Carbon Footprints - Structures

The carbon footprint of a steel frame can be conveniently split in to two parts:

• Steel manufacture and,
• Steel fabrication

The environmental impacts of these two activities are briefly explained below.

Steel manufacture

To calculate the environmental impacts of steel manufacturing, the World Steel Association adopts the ‘system expansion’ method of lifecycle assessment, which is the preferred approach of the ISO 14040 series of environmental standards. This approach considers all new steel to be part of a single global system of supply and demand. Based on this approach the carbon and energy impacts of steel products are given in the following table.

 

 

	Plate	Sections	Tubes	Hot-Dip Galvanized	Purlins & rails
CO2 (Tonnes per tonne of steel)	0.919	0.762	0.857	1.35	1.10
Energy (GJ per tonne of steel)	17.37	13.12	15.42	21.63	19.38

 

It is standard practice to express the carbon dioxide emissions associated with material production on a per tonne basis (as shown in the table). This may give the impression that steel has higher impacts than other construction products. However, steel has a higher strength-to-weight ratio than most other structural materials meaning that one tonne of steel goes much further. As a result, the CO₂ emissions associated with any steel building will be lower.

Fabrication
On the 25^th February BCSA launched its Carbon Foot-Printing Tool which allows members to calculate their own Carbon Footprint. The tool calculates the carbon footprint of a company’s manufacturing operations (e.g. the greenhouse gas emissions resulting from the factory, transport and site operations) and the carbon footprint of the company’s business activities (e.g. the greenhouse gas emissions resulting from non-manufacturing operations such as company administration, design and drawing operations, marketing and business development, etc). These two can then be summed together to give the total carbon footprint for the company. The tool can also be used to determine the carbon footprint for the finished primary and secondary structural steelwork erected on site.

The tool is a simple spreadsheet and the methodology is based on ‘The Greenhouse Gas Protocol (published by the World Business Council for Sustainable Development and the World Resource Institute) and PAS 2050 Specification for the measurement of the embodied greenhouse gas emissions in products and services (published by BSI).

 

Early indications suggest that the environmental impact of steel fabrication is about 0.3 Tonnes CO₂ per Tonne of steel. BCSA will periodically collect carbon footprints from the members of the BCSA Sustainability Charter and use this information to update the emission factor for steel fabrication and to set steel construction industry Key Performance Indicators against which members can assess the performance of their company.

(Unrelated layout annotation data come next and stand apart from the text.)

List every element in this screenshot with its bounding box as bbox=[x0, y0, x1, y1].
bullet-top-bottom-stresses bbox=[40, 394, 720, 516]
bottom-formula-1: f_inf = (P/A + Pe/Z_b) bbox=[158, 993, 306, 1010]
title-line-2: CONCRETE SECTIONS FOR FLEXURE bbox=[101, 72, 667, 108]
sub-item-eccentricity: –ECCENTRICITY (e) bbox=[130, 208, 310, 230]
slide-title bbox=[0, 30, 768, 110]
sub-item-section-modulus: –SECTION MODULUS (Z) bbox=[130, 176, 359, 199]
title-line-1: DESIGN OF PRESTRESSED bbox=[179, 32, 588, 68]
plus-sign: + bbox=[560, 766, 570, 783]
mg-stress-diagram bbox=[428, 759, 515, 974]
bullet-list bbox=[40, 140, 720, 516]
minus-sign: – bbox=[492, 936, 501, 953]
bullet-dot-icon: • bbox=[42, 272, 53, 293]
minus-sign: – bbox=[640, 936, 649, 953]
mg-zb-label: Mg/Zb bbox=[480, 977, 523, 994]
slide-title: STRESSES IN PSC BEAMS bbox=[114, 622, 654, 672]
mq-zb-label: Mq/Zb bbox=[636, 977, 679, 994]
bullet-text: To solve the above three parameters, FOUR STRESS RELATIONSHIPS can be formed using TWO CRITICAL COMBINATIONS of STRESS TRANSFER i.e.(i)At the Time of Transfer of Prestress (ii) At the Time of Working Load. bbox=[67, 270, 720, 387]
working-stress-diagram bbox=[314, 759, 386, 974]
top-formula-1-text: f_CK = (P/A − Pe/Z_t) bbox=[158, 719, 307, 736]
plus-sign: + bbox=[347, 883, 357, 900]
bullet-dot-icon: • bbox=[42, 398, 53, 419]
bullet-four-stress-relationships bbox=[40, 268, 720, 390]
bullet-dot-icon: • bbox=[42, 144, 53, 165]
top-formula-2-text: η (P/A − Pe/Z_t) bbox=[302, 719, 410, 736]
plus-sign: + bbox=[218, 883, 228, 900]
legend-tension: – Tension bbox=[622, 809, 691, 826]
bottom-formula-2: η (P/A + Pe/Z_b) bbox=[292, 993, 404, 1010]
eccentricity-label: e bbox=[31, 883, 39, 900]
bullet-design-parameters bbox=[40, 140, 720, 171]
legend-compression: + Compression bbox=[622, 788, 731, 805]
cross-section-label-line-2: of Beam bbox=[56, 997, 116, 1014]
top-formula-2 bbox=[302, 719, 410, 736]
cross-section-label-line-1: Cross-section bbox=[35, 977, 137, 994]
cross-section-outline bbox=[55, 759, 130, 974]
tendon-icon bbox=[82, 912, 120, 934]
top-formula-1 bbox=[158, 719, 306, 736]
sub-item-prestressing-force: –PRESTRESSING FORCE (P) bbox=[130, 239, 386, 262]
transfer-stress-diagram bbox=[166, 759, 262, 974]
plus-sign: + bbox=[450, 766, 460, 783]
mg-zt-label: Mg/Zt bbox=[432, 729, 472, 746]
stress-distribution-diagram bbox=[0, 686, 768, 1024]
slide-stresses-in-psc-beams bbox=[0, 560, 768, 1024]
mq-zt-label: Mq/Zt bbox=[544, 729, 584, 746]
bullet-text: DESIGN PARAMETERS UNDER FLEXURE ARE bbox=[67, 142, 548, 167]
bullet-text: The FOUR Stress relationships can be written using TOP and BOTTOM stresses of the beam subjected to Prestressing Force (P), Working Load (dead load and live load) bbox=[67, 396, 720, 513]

The Tool will be updated as better information becomes available and BCSA members gain experience in using it.

Example

In 2004 structural and civil engineers, PBA were commissioned to design a new departmental building in the science area of Oxford. The university has a rigorous and knowledgeable approach to sustainability and encouraged PBA to investigate three structural options in terms of CO₂ emissions associated with embodied energy.

 

Structural Option One was a hybrid of the parallel beam system, utilising two levels of orthogonal steel beams, supporting a composite slab. Option Two was a 350 mm thick concrete flat slab structure. The third option was a conventional steel composite structure. However the results for this option were very similar to Option One and the results are therefore not reported here.

 

The material qualities for Options One and Two are given in the table below. This data together with the emission factors for both steel manufacture and steel fabrication have been used to re-calculate the overall CO₂ emission and embodied energy for the two structural options.

 

 

	Option 1 Steel		Option 2 Concrete
Item	Wgt (T)	CO2 (T)	Wgt (T)	CO2 (T)
Steel	740	564	50	38
Fabrication	740	222	50	15
Concrete	2,030	325	6.800	1,088
Rebar	50	45	350	315
Haulage	221 veh	88	665	168
Total		1244 T		1634 T

 

In this example the CO₂ emissions for the steel-framed option are 24% lower than the equivalent concrete option resulting in a saving of 390 T of CO₂. It should be noted that the figures given in the table do not include the environmental impacts associated with on-site concrete activities which would increase the CO₂ emission for the concrete solution.

 

In this case the steel option was chosen on the grounds that the overall structural costs was comparable, the programme faster, construction traffic reduced and the superior sustainability credentials.